The Auditing system is an important troubleshooting tool. If you have a problem where files are being changed or deleted unexpectedly, you can use the audit system to determine who is accessing the files and when the access occurs. Activating and viewing the audit trail for file access is done with 3 different programs.

  1. Local Security Setting is used to set the Audit Policy. To audit file access you need to enable auditing for success and/or failure for object access.
  2. Windows Explorer is used to select the files or folders of interest. You need to use the Advanced Security dialog to get to the auditing options. The dialog image below shows you some of the auditing options.
  3. Once auditing is enables by steps 1 and 2, you will see all access to the files in the Event Viewer's Security log as shown below.

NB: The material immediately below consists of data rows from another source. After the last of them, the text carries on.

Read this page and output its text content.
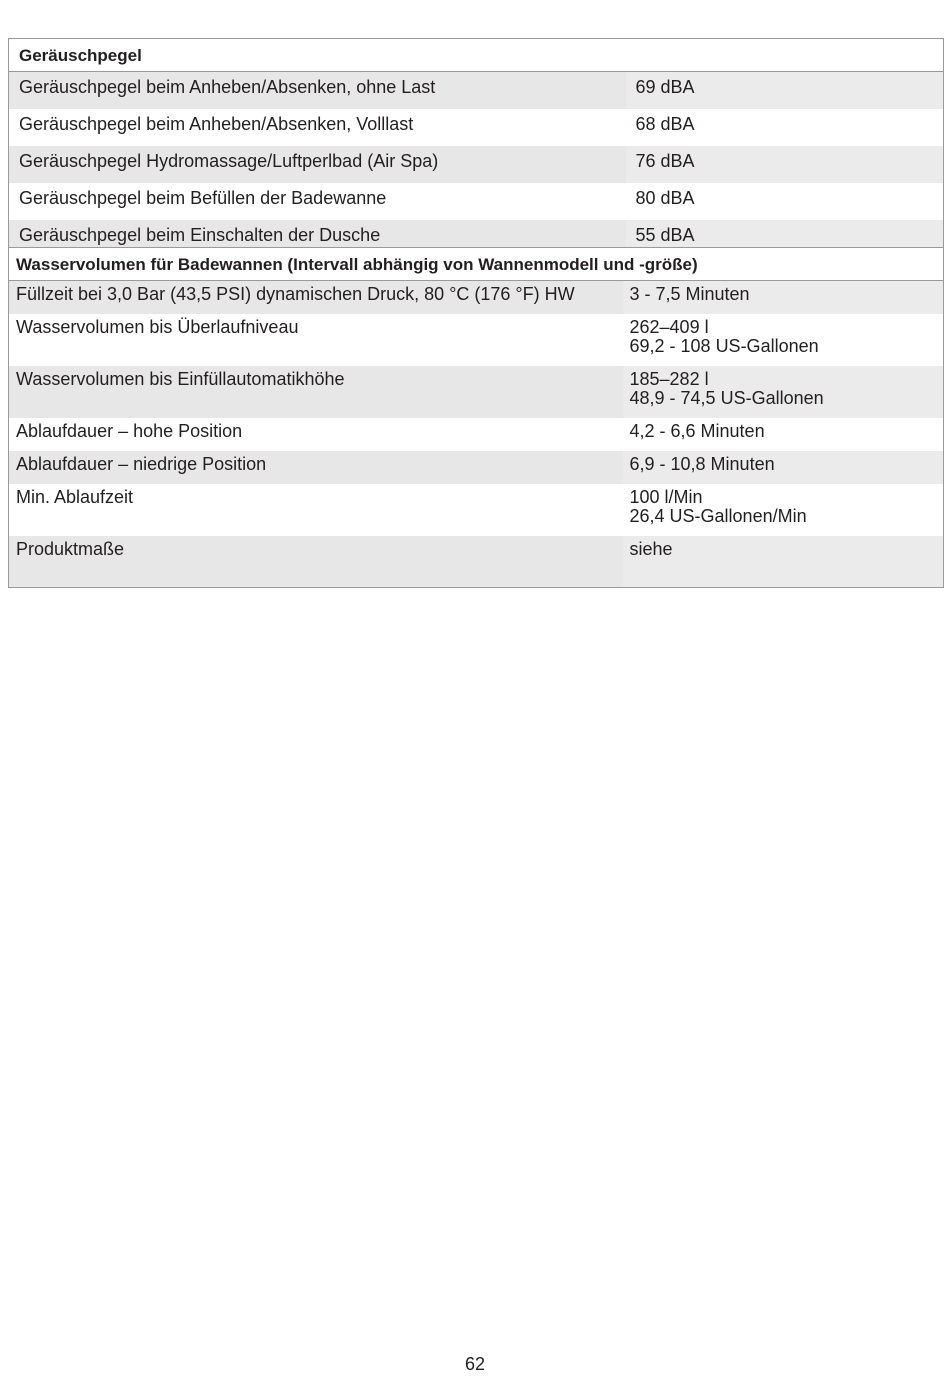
Geräuschpegel	
Geräuschpegel beim Anheben/Absenken, ohne Last	69 dBA
Geräuschpegel beim Anheben/Absenken, Volllast	68 dBA
Geräuschpegel Hydromassage/Luftperlbad (Air Spa)	76 dBA
Geräuschpegel beim Befüllen der Badewanne	80 dBA
Geräuschpegel beim Einschalten der Dusche	55 dBA
Wasservolumen für Badewannen (Intervall abhängig von Wannenmodell und -größe)	
Füllzeit bei 3,0 Bar (43,5 PSI) dynamischen Druck, 80 °C (176 °F) HW	3 - 7,5 Minuten

Wasservolumen bis Überlaufniveau	262–409 l
69,2 - 108 US-Gallonen

Wasservolumen bis Einfüllautomatikhöhe	185–282 l
48,9 - 74,5 US-Gallonen

Ablaufdauer – hohe Position	4,2 - 6,6 Minuten

Ablaufdauer – niedrige Position	6,9 - 10,8 Minuten

Min. Ablaufzeit	100 l/Min
26,4 US-Gallonen/Min

Produktmaße	siehe
62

 Enabling too much auditing will result in additional system overhead to update the Security log.

An example troubleshooting scenario is a case where a program fails because of a file security problem. If the file with the security problem is not identified, how do you determine which security permission to change? Use auditing to determine the problem file and then change the security permissions so that you resolve the problem.

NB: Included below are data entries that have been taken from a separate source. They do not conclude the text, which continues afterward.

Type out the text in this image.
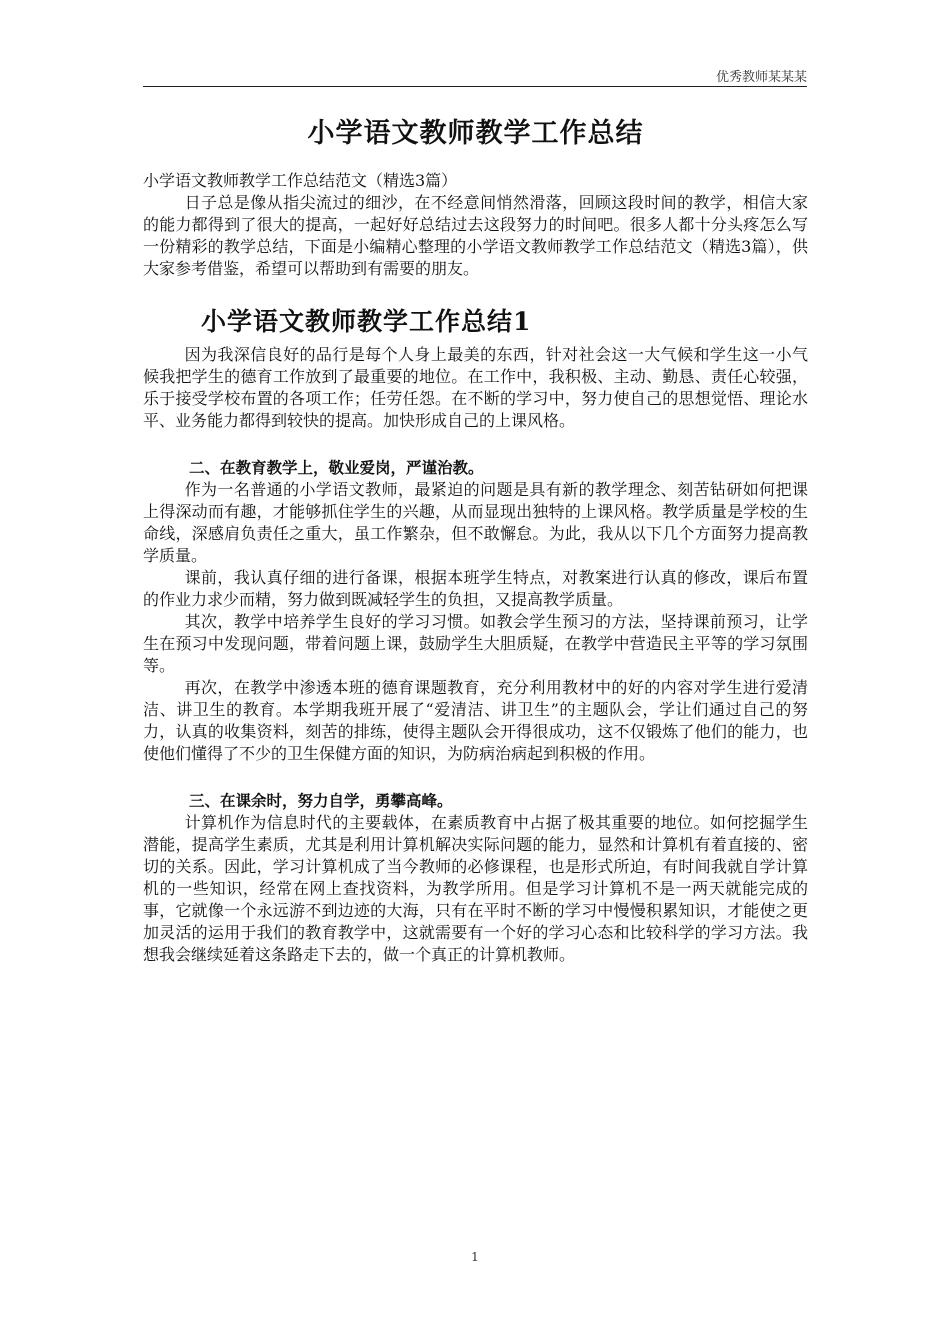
优秀教师某某某
小学语文教师教学工作总结
小学语文教师教学工作总结范文（精选3篇）

日子总是像从指尖流过的细沙，在不经意间悄然滑落，回顾这段时间的教学，相信大家的能力都得到了很大的提高，一起好好总结过去这段努力的时间吧。很多人都十分头疼怎么写一份精彩的教学总结，下面是小编精心整理的小学语文教师教学工作总结范文（精选3篇），供大家参考借鉴，希望可以帮助到有需要的朋友。

小学语文教师教学工作总结1

因为我深信良好的品行是每个人身上最美的东西，针对社会这一大气候和学生这一小气候我把学生的德育工作放到了最重要的地位。在工作中，我积极、主动、勤恳、责任心较强，乐于接受学校布置的各项工作；任劳任怨。在不断的学习中，努力使自己的思想觉悟、理论水平、业务能力都得到较快的提高。加快形成自己的上课风格。

二、在教育教学上，敬业爱岗，严谨治教。

作为一名普通的小学语文教师，最紧迫的问题是具有新的教学理念、刻苦钻研如何把课上得深动而有趣，才能够抓住学生的兴趣，从而显现出独特的上课风格。教学质量是学校的生命线，深感肩负责任之重大，虽工作繁杂，但不敢懈怠。为此，我从以下几个方面努力提高教学质量。

课前，我认真仔细的进行备课，根据本班学生特点，对教案进行认真的修改，课后布置的作业力求少而精，努力做到既减轻学生的负担，又提高教学质量。

其次，教学中培养学生良好的学习习惯。如教会学生预习的方法，坚持课前预习，让学生在预习中发现问题，带着问题上课，鼓励学生大胆质疑，在教学中营造民主平等的学习氛围等。

再次，在教学中渗透本班的德育课题教育，充分利用教材中的好的内容对学生进行爱清洁、讲卫生的教育。本学期我班开展了“爱清洁、讲卫生”的主题队会，学让们通过自己的努力，认真的收集资料，刻苦的排练，使得主题队会开得很成功，这不仅锻炼了他们的能力，也使他们懂得了不少的卫生保健方面的知识，为防病治病起到积极的作用。

三、在课余时，努力自学，勇攀高峰。

计算机作为信息时代的主要载体，在素质教育中占据了极其重要的地位。如何挖掘学生潜能，提高学生素质，尤其是利用计算机解决实际问题的能力，显然和计算机有着直接的、密切的关系。因此，学习计算机成了当今教师的必修课程，也是形式所迫，有时间我就自学计算机的一些知识，经常在网上查找资料，为教学所用。但是学习计算机不是一两天就能完成的事，它就像一个永远游不到边迹的大海，只有在平时不断的学习中慢慢积累知识，才能使之更加灵活的运用于我们的教育教学中，这就需要有一个好的学习心态和比较科学的学习方法。我想我会继续延着这条路走下去的，做一个真正的计算机教师。

1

The following dialog shows how Audit Policy settings are enabled. Notice how both failures and successful transactions can be audited.

The following dialog shows a SACL System Access Control List which defines a security principal and which of the security permissions will be audited. The following dialog shows the permissions of the file system. Other objects such as printers, registry keys, and AD objects, have different permissions.

The Computer Management console Event Viewer Security log shows the audit trail of audited transactions. Notice that both failures and successful transactions are shown.